Vô Oscar, membro do Partido Radical, vó Eliana e seus filhos passaram a ser, a partir deste momento, parte da oposição política no país, tendo sido inclusive ameaçados. Depois do toque de recolher, quando ninguém mais podia andar pelas ruas, a casa da família foi atingida por balas disparadas por soldados. A família colocava colchões diante das janelas na tentativa de se se proteger. Vó Eliana recorreu, então, ao irmão, que trabalhava como médico para as Forças Armadas. Ele ajudou a família, embora defendesse outra opinião política (favorável ao governo militar).

Somente após 17 anos, a situação viria a mudar, em 1988, quando o povo chileno foi pela primeira vez às urnas depois da tomada de poder pelos militares. A oposição criou neste momento uma "campanha pelo não", na época tolerada por Pinochet. Na opinião de Rinke, o ditador subestimou o movimento, a partir do qual a oposição acabou criando uma força política representativa. Pinochet reconheceu sua derrota, e a ditadura chilena chegou ao fim, com um saldo de 3200 mortos e mais de 38 mil vítimas de tortura.

Quatro décadas depois do golpe militar, como a população lida com o próprio passado?

Há até hoje uma cisão entre o povo chileno. De um lado, os crimes contra a humanidade cometidos no governo Pinochet são condenados. Por outro lado, muitos chilenos defendem até hoje o afastamento de Allende naquele momento. Durante o governo Pinochet, as estruturas democráticas do Chile foram destruídas, causando sofrimento a muitas famílias, como a da vó Eliana.

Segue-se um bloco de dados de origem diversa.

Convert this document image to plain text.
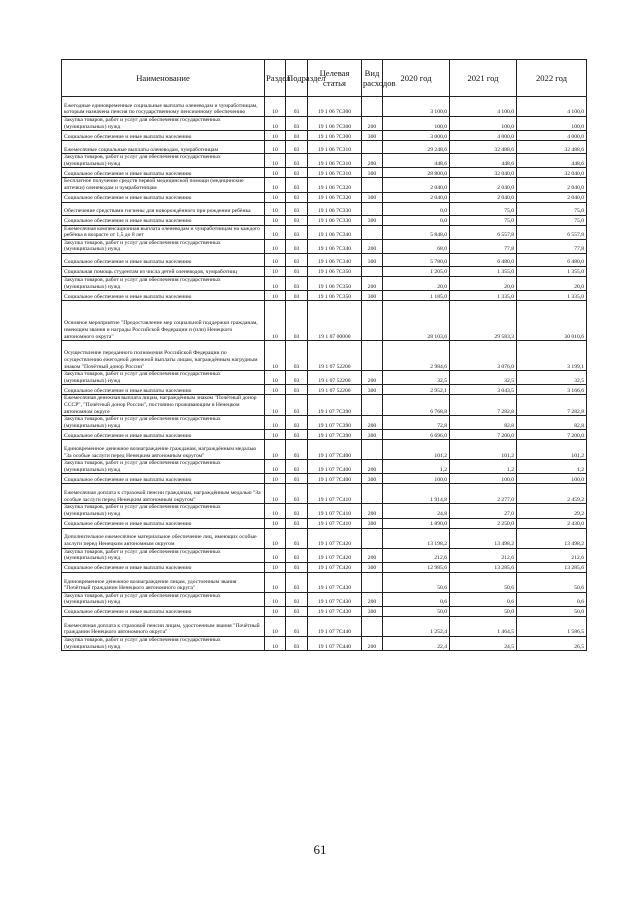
Наименование	Раздел	Подраздел	Целевая статья	Вид расходов	2020 год	2021 год	2022 год
Ежегодные единовременные социальные выплаты оленеводам и чумработницам, которым назначена пенсия по государственному пенсионному обеспечению	10	03	19 1 06 7С300		3 100,0	4 100,0	4 100,0
Закупка товаров, работ и услуг для обеспечения государственных (муниципальных) нужд	10	03	19 1 06 7С300	200	100,0	100,0	100,0
Социальное обеспечение и иные выплаты населению	10	03	19 1 06 7С300	300	3 000,0	4 000,0	4 000,0
Ежемесячные социальные выплаты оленеводам, чумработницам	10	03	19 1 06 7С310		29 248,6	32 488,6	32 488,6
Закупка товаров, работ и услуг для обеспечения государственных (муниципальных) нужд	10	03	19 1 06 7С310	200	448,6	448,6	448,6
Социальное обеспечение и иные выплаты населению	10	03	19 1 06 7С310	300	28 800,0	32 040,0	32 040,0
Бесплатное получение средств первой медицинской помощи (медицинские аптечки) оленеводам и чумработницам	10	03	19 1 06 7С320		2 040,0	2 040,0	2 040,0
Социальное обеспечение и иные выплаты населению	10	03	19 1 06 7С320	300	2 040,0	2 040,0	2 040,0
Обеспечение средствами гигиены для новорождённого при рождении ребёнка	10	03	19 1 06 7С330		0,0	75,0	75,0
Социальное обеспечение и иные выплаты населению	10	03	19 1 06 7С330	300	0,0	75,0	75,0
Ежемесячная компенсационная выплата оленеводам и чумработницам на каждого ребёнка в возрасте от 1,5 до 8 лет	10	03	19 1 06 7С340		5 848,0	6 557,8	6 557,8
Закупка товаров, работ и услуг для обеспечения государственных (муниципальных) нужд	10	03	19 1 06 7С340	200	68,0	77,8	77,8
Социальное обеспечение и иные выплаты населению	10	03	19 1 06 7С340	300	5 780,0	6 480,0	6 480,0
Социальная помощь студентам из числа детей оленеводов, чумработниц	10	03	19 1 06 7С350		1 205,0	1 355,0	1 355,0
Закупка товаров, работ и услуг для обеспечения государственных (муниципальных) нужд	10	03	19 1 06 7С350	200	20,0	20,0	20,0
Социальное обеспечение и иные выплаты населению	10	03	19 1 06 7С350	300	1 185,0	1 335,0	1 335,0
Основное мероприятие "Предоставление мер социальной поддержки гражданам, имеющим звания и награды Российской Федерации и (или) Ненецкого автономного округа"	10	03	19 1 07 00000		28 103,6	29 583,3	30 010,6
Осуществление переданного полномочия Российской Федерации по осуществлению ежегодной денежной выплаты лицам, награждённым нагрудным знаком "Почётный донор России"	10	03	19 1 07 52200		2 984,6	3 076,0	3 199,1
Закупка товаров, работ и услуг для обеспечения государственных (муниципальных) нужд	10	03	19 1 07 52200	200	32,5	32,5	32,5
Социальное обеспечение и иные выплаты населению	10	03	19 1 07 52200	300	2 952,1	3 043,5	3 166,6
Ежемесячная денежная выплата лицам, награждённым знаком "Почётный донор СССР", "Почётный донор России", постоянно проживающим в Ненецком автономном округе	10	03	19 1 07 7С390		6 768,8	7 282,8	7 282,8
Закупка товаров, работ и услуг для обеспечения государственных (муниципальных) нужд	10	03	19 1 07 7С390	200	72,8	82,8	82,8
Социальное обеспечение и иные выплаты населению	10	03	19 1 07 7С390	300	6 696,0	7 200,0	7 200,0
Единовременное денежное вознаграждение гражданам, награждённым медалью "За особые заслуги перед Ненецким автономным округом"	10	03	19 1 07 7С400		101,2	101,2	101,2
Закупка товаров, работ и услуг для обеспечения государственных (муниципальных) нужд	10	03	19 1 07 7С400	200	1,2	1,2	1,2
Социальное обеспечение и иные выплаты населению	10	03	19 1 07 7С400	300	100,0	100,0	100,0
Ежемесячная доплата к страховой пенсии гражданам, награждённым медалью "За особые заслуги перед Ненецким автономным округом"	10	03	19 1 07 7С410		1 914,8	2 277,0	2 459,2
Закупка товаров, работ и услуг для обеспечения государственных (муниципальных) нужд	10	03	19 1 07 7С410	200	24,8	27,0	29,2
Социальное обеспечение и иные выплаты населению	10	03	19 1 07 7С410	300	1 890,0	2 250,0	2 430,0
Дополнительное ежемесячное материальное обеспечение лиц, имеющих особые заслуги перед Ненецким автономным округом	10	03	19 1 07 7С420		13 198,2	13 498,2	13 498,2
Закупка товаров, работ и услуг для обеспечения государственных (муниципальных) нужд	10	03	19 1 07 7С420	200	212,6	212,6	212,6
Социальное обеспечение и иные выплаты населению	10	03	19 1 07 7С420	300	12 985,6	13 285,6	13 285,6
Единовременное денежное вознаграждение лицам, удостоенным звания "Почётный гражданин Ненецкого автономного округа"	10	03	19 1 07 7С430		50,6	50,6	50,6
Закупка товаров, работ и услуг для обеспечения государственных (муниципальных) нужд	10	03	19 1 07 7С430	200	0,6	0,6	0,6
Социальное обеспечение и иные выплаты населению	10	03	19 1 07 7С430	300	50,0	50,0	50,0
Ежемесячная доплата к страховой пенсии лицам, удостоенным звания "Почётный гражданин Ненецкого автономного округа"	10	03	19 1 07 7С440		1 252,4	1 464,5	1 586,5
Закупка товаров, работ и услуг для обеспечения государственных (муниципальных) нужд	10	03	19 1 07 7С440	200	22,4	24,5	26,5
61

Ao mesmo tempo, a economia do país se fortaleceu. Hoje, o Chile é considerado uma das economias mais estáveis da América do Sul. Ainda assim, o país luta contra a divisão da sociedade, com uma classe média instável.

Santiago em 2013: Manifestantes lembram vítimas da ditadura militar no país
Em 2013, manifestantes lembraram vítimas da ditadura militar em SantiagoFoto: Sebastian Silva/AFP/Getty Images

O ex-ditador Pinochet foi condenado em vida por seus crimes e morreu em 2006 em consequência de um infarto. Allende, por sua vez, é hoje um ícone político. Sua imagem é frequentemente exibida em manifestações públicas em memória dos milhares de desaparecidos e torturados durante a ditadura.

A família da vó Eliana continua muito unida. As diferentes visões políticas são respeitadas, e assuntos dessa ordem são evitados nos encontros familiares. Diferenças de opinião não são raras em outras famílias chilenas. Até mesmo entre amigos é fácil encontrar divergências quanto a Allende e a Pinochet. Para manter um clima pacífico, costuma-se evitar o assunto.